Rüyadan yeni uyandım belki bir kaç dakika oldu.
Şû baharı bekler iken gönlüm zemheri ayaz oldu.
Düşlerim buhrânı yararken hakikatim perçem oldu.
Şarkın vakitsiz dökülen al yaprakları ahdim oldu.
Söyleyin sözleri kursağımda düğümlenen kelimeleri.
Haykırın yüzüme boz yazıda esen rüzgarlar gibi.
Kükreyin mazime şayet söz dersem silin istikbâli.
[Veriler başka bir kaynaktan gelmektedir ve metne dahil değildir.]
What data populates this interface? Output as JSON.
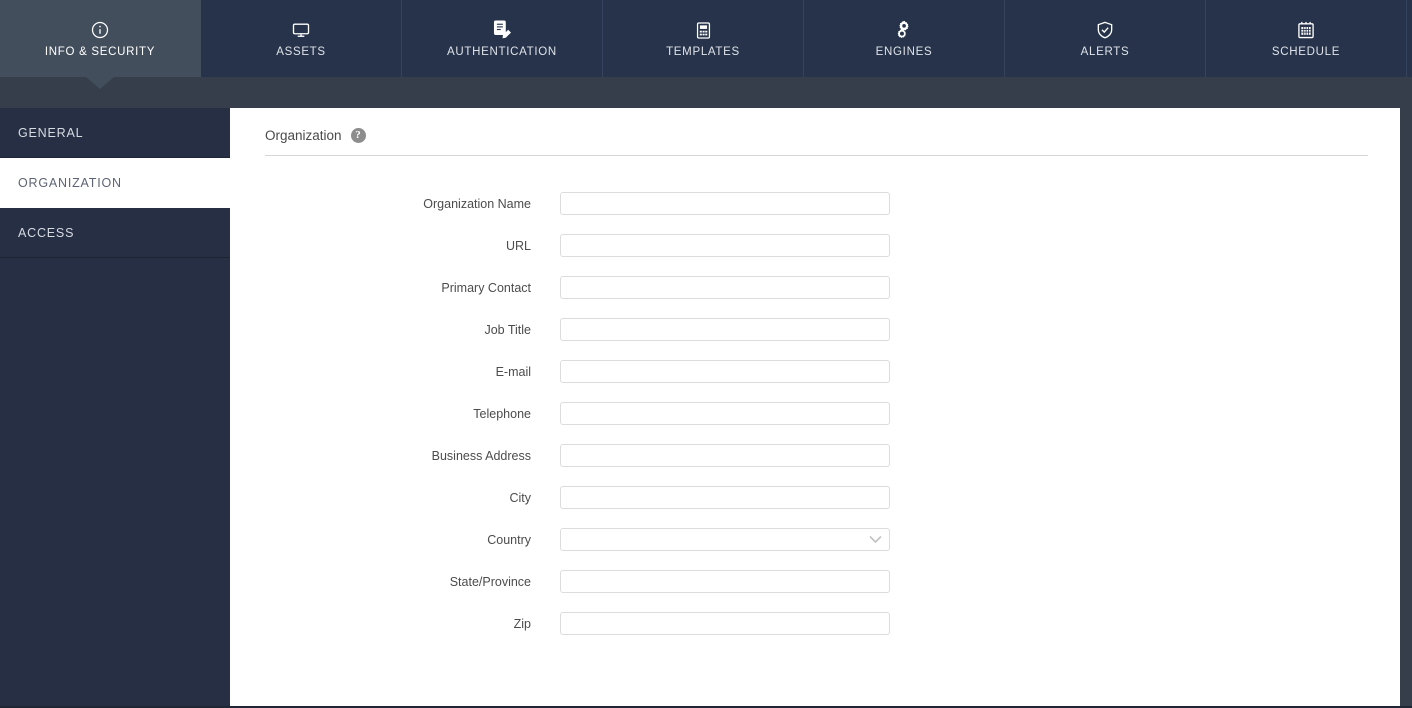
{
  "topnav": {
    "tabs": [
      {
        "label": "INFO & SECURITY",
        "icon": "info-circle-icon",
        "active": true
      },
      {
        "label": "ASSETS",
        "icon": "monitor-icon",
        "active": false
      },
      {
        "label": "AUTHENTICATION",
        "icon": "document-pen-icon",
        "active": false
      },
      {
        "label": "TEMPLATES",
        "icon": "template-form-icon",
        "active": false
      },
      {
        "label": "ENGINES",
        "icon": "gears-icon",
        "active": false
      },
      {
        "label": "ALERTS",
        "icon": "shield-check-icon",
        "active": false
      },
      {
        "label": "SCHEDULE",
        "icon": "calendar-icon",
        "active": false
      }
    ]
  },
  "sidebar": {
    "items": [
      {
        "label": "GENERAL",
        "selected": false
      },
      {
        "label": "ORGANIZATION",
        "selected": true
      },
      {
        "label": "ACCESS",
        "selected": false
      }
    ]
  },
  "main": {
    "section_title": "Organization",
    "help_glyph": "?",
    "fields": [
      {
        "label": "Organization Name",
        "type": "text",
        "value": "",
        "placeholder": ""
      },
      {
        "label": "URL",
        "type": "text",
        "value": "",
        "placeholder": ""
      },
      {
        "label": "Primary Contact",
        "type": "text",
        "value": "",
        "placeholder": ""
      },
      {
        "label": "Job Title",
        "type": "text",
        "value": "",
        "placeholder": ""
      },
      {
        "label": "E-mail",
        "type": "text",
        "value": "",
        "placeholder": ""
      },
      {
        "label": "Telephone",
        "type": "text",
        "value": "",
        "placeholder": ""
      },
      {
        "label": "Business Address",
        "type": "text",
        "value": "",
        "placeholder": ""
      },
      {
        "label": "City",
        "type": "text",
        "value": "",
        "placeholder": ""
      },
      {
        "label": "Country",
        "type": "select",
        "value": "",
        "options": [
          ""
        ]
      },
      {
        "label": "State/Province",
        "type": "text",
        "value": "",
        "placeholder": ""
      },
      {
        "label": "Zip",
        "type": "text",
        "value": "",
        "placeholder": ""
      }
    ]
  },
  "colors": {
    "tab_inactive_bg": "#26334a",
    "tab_active_bg": "#434e5c",
    "subband_bg": "#363e4b",
    "sidebar_bg": "#262f44",
    "content_bg": "#ffffff",
    "input_border": "#dcdcdc",
    "help_icon_bg": "#8d8d8d"
  }
}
Ahdim maziden evlâ saklı semada zümrütüm oldu.
Dökülen son kelimelerim ise dudaklarımdan şayet.
Dinle sevgili sana duyarım satırdan bir muhabbet.
Yazmak ve itiraf etmek geliyorsa içimden sabret.
Lâkin menim nihayetim hep sedasız ve Muhal oldu.
Sözüm eğilmez iken yüce dağlara taştan duvara.
Birbirine çarpar durur poyraz vurmuş sanki ağzıma.
Dişlerim vurur ardınca üşürüm dert düşer sadrıma.
Bir salise daha düştü ömrümden yine ölüm oldu.
Bitirmeyin gecemi seyrine baksın sürsün ahlâmım.
Durmasın belki hakikat gördüğüm şû cemal sandığım.
Pervâzı olduğum arşta belki bana sunulan cânım.
Uzakmı gördüğüm hasret sabra gâm fikre futur oldu.